Pillar #4: Improve reliability

Many of the solutions that the BCG X develops include mission-critical systems. These systems would impact the day-to-day work of our clients if they were to go offline, so they must be extremely reliable. To ensure reliability, run load tests to ascertain which machines are regularly hitting a hundred percent of their quota. Even during non-business hours when some background processes are run, make sure failovers are in place, because things do fail in the cloud. You might not be able to predict that tomorrow at 4:00 PM a system will go offline. But you can predict which services have not been operating at maximum efficiency and make sure systems are in place to ensure that services are sufficient until you can restore full efficiency. In general, disaster recovery plans along with periodic snapshots/backups of services and data are essential to counter any service disruptions.

Pillar #5: Enforce security

All data undergo life cycles. First, information is rarely kept indefinitely. If it is retained, systems must be in place to track who has access to it. If there is a violation, the proper people must be made aware of it. And at the end of a project, a plan must be in place to securely shred data or move it to a new location. All networks should be locked behind VPNs, with vulnerabilities patched as soon as they are identified.

In accomplishing all these security tasks, there is no need to reinvent the wheel each time. Utilize existing cloud-based security services while following a few simple rules: Make sure that no passwords or PII are stored in unencrypted formats, encrypt information whenever possible, and do not retain sensitive information as plain text (even in audit logs). It is important that an additional burden not be placed on developers to follow these rules. Instead, create automated security processes such that when new code is entered, a zero-trust environment system ensures that code will not be deployed until it passes a series of rigorous tests and analyses not mediated by humans.

You can also protect operations by making sure that no single person can harm the system. It does not matter if such harm is done intentionally or unintentionally or done by staff or the client. In a recent BCG X engagement, more than 30 developers were working on the client’s project. Each developer had access to data lakes, and each could create or delete SKUs. The system was designed, however, so that only a select few could delete or start processes inside the production system.

Offset real-world costs with real-world savings

Implemented correctly, the five best-practice cloud-service pillars we have described can achieve remarkable results. In a recent engagement, for instance, the BCG X team moved beyond simply resolving client-raised tickets to proactively applying these pillars reducing the daily batch job runtime by one-third and achieving an additional 33% cost savings (approximately $55,000 per month) through ongoing cloud optimization. Overall, the engagement resulted in annual savings of around $600,000 for the client.
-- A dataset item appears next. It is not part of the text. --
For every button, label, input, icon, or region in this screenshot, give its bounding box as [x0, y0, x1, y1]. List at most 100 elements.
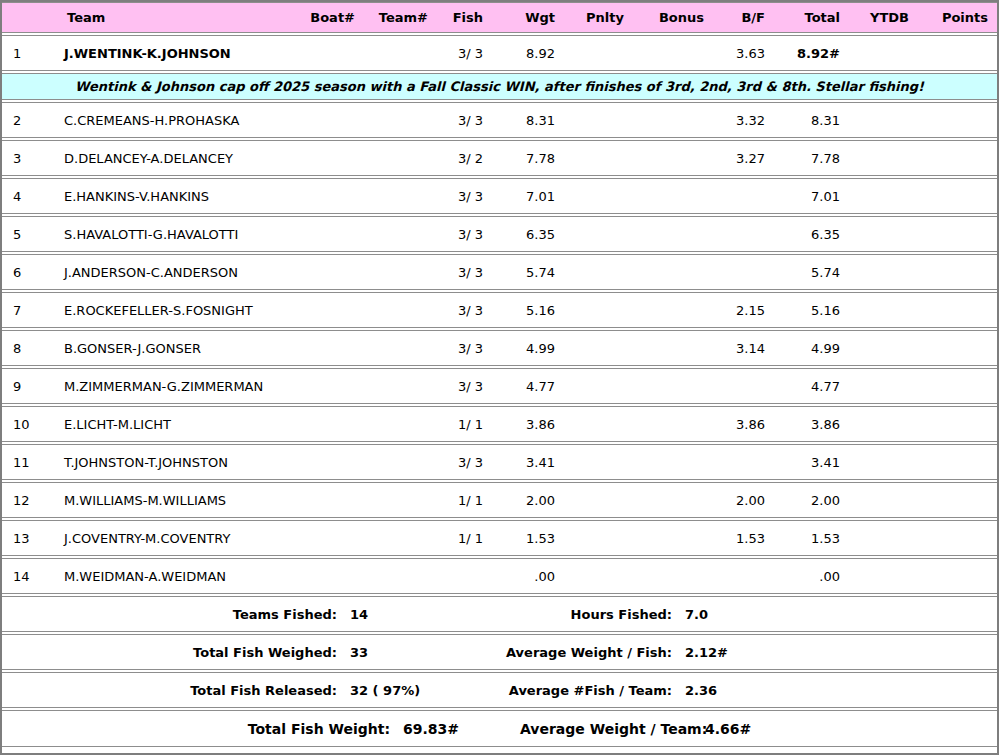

Cost to Performance Optimization Journey

Cloud optimization is a journey of continuous improvement, a non-linear process that must be agile and flexible to accommodate the realities of a client’s changing needs. Initial assumptions that inform the original application design will evolve over time. As such, guidelines must be in place to drive design changes. The five pillars provide this guidance to architects, developers, and solution owners. But they should not be operationalized in a rigid, linear fashion. Rather, their implementation is best prioritized in terms of ROI. What makes sense? What is quickest? What is easiest? What is safest? And because these services are interconnected, they bring with them countless permutations and combinations, they require phased implementation. With each iteration, both spend, and performance should be re-evaluated considering current conditions to achieve optimum cloud service value.